What a difference a year makes. To employ a favorite device of U.S. conservatives, the right would've given George W. Bush high fives and hallelujahs for irritating the French and choosing a city in Gov. Palin's "real America" for his dramatic announcement. Le difference is that Krauthammer thinks Obama's wasting time on Iran with weak diplomatic posturing. While I agree that Iran's bomb is probably our greatest national security challenge, it's too early to pronounce the Obama policy a failure. For instance, Krauthammer's column fails to take into account positive developments at this week's Geneva meeting.

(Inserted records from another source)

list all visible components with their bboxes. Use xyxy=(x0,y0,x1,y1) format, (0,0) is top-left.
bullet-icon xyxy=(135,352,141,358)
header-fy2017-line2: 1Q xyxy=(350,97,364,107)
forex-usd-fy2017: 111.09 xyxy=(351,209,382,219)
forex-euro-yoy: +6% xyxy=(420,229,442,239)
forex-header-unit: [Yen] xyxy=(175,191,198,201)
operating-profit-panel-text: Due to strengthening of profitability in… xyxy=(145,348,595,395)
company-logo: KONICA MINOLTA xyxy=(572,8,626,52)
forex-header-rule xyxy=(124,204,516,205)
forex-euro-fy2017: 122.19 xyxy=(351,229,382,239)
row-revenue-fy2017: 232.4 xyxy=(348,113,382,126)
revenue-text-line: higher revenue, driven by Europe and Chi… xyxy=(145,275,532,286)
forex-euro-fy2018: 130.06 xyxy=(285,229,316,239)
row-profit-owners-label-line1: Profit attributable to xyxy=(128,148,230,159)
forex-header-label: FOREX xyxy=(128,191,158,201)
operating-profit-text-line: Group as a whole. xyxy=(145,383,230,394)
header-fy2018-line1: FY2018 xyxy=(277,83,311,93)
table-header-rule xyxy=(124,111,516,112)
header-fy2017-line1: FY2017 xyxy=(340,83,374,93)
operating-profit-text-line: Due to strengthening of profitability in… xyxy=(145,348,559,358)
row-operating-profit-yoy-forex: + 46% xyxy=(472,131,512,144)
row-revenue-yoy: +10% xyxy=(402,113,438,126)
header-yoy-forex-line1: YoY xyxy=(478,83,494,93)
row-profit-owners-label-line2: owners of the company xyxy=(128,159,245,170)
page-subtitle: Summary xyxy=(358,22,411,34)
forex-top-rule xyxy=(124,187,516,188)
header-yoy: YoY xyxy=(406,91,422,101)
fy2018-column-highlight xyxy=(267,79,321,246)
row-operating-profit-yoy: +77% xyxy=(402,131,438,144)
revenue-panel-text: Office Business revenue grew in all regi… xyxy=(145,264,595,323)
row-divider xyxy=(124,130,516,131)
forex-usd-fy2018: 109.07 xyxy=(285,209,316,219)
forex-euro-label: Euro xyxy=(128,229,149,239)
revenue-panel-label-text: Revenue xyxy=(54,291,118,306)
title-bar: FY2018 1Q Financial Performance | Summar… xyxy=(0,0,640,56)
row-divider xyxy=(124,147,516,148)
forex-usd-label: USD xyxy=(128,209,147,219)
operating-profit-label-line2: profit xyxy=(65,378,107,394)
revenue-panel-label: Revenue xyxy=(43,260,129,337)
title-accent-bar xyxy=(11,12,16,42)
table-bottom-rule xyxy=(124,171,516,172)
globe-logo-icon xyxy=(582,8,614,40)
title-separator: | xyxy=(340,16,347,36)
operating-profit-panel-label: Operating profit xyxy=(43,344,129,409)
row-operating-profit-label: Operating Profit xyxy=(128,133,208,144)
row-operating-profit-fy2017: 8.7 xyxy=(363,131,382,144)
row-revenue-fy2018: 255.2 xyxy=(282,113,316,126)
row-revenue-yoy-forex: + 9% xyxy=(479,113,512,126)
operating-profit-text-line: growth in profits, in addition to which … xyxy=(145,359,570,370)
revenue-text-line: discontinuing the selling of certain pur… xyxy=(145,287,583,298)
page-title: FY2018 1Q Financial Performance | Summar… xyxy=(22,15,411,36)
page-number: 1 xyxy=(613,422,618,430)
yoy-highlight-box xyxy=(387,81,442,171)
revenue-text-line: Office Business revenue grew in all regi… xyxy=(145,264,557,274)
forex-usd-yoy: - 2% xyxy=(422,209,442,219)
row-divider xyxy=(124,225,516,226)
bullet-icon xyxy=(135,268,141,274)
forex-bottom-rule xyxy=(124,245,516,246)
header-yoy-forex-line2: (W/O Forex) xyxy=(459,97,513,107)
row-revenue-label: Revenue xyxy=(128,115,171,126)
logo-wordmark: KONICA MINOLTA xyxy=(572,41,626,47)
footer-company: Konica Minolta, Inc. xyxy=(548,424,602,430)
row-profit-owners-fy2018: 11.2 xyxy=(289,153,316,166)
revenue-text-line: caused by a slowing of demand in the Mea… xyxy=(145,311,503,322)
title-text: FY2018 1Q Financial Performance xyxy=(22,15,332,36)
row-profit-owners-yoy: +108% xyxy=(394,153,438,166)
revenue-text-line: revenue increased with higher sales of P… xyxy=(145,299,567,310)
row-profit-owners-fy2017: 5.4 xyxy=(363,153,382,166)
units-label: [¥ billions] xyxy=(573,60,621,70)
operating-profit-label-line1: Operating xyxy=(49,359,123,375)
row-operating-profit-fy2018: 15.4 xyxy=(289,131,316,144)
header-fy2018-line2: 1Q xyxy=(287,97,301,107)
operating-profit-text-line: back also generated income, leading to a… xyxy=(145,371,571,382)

I suppose if you think that Obama is hopelessly incompetent or feckless, that he would never be willing to take the ultimate steps that may someday be necessary to keep a madman from having a doomsday weapon, then you want to underrate and even undermine everything he does. I'm just not that pessimistic. I also believe that irrespective of the eventual outcome of the Iraq war, history will judge Bush harshly for failing to push harder on sanctions before going to war. So with Iran, every possible diplomatic expedient must be used short of the use of military power, including delaying tactics in the hope of regime change in Tehran.
Nobody should be eager to go to war against Iran (or anyone). So everyone should be hoping the Obama policy succeeds. By the same token, it makes no sense to pretend it's working when it isn't. But the French president's speechwriter's having to crank out a new draft and a questionable location choice for a press conference don't rise to the level of five-alarm crisis.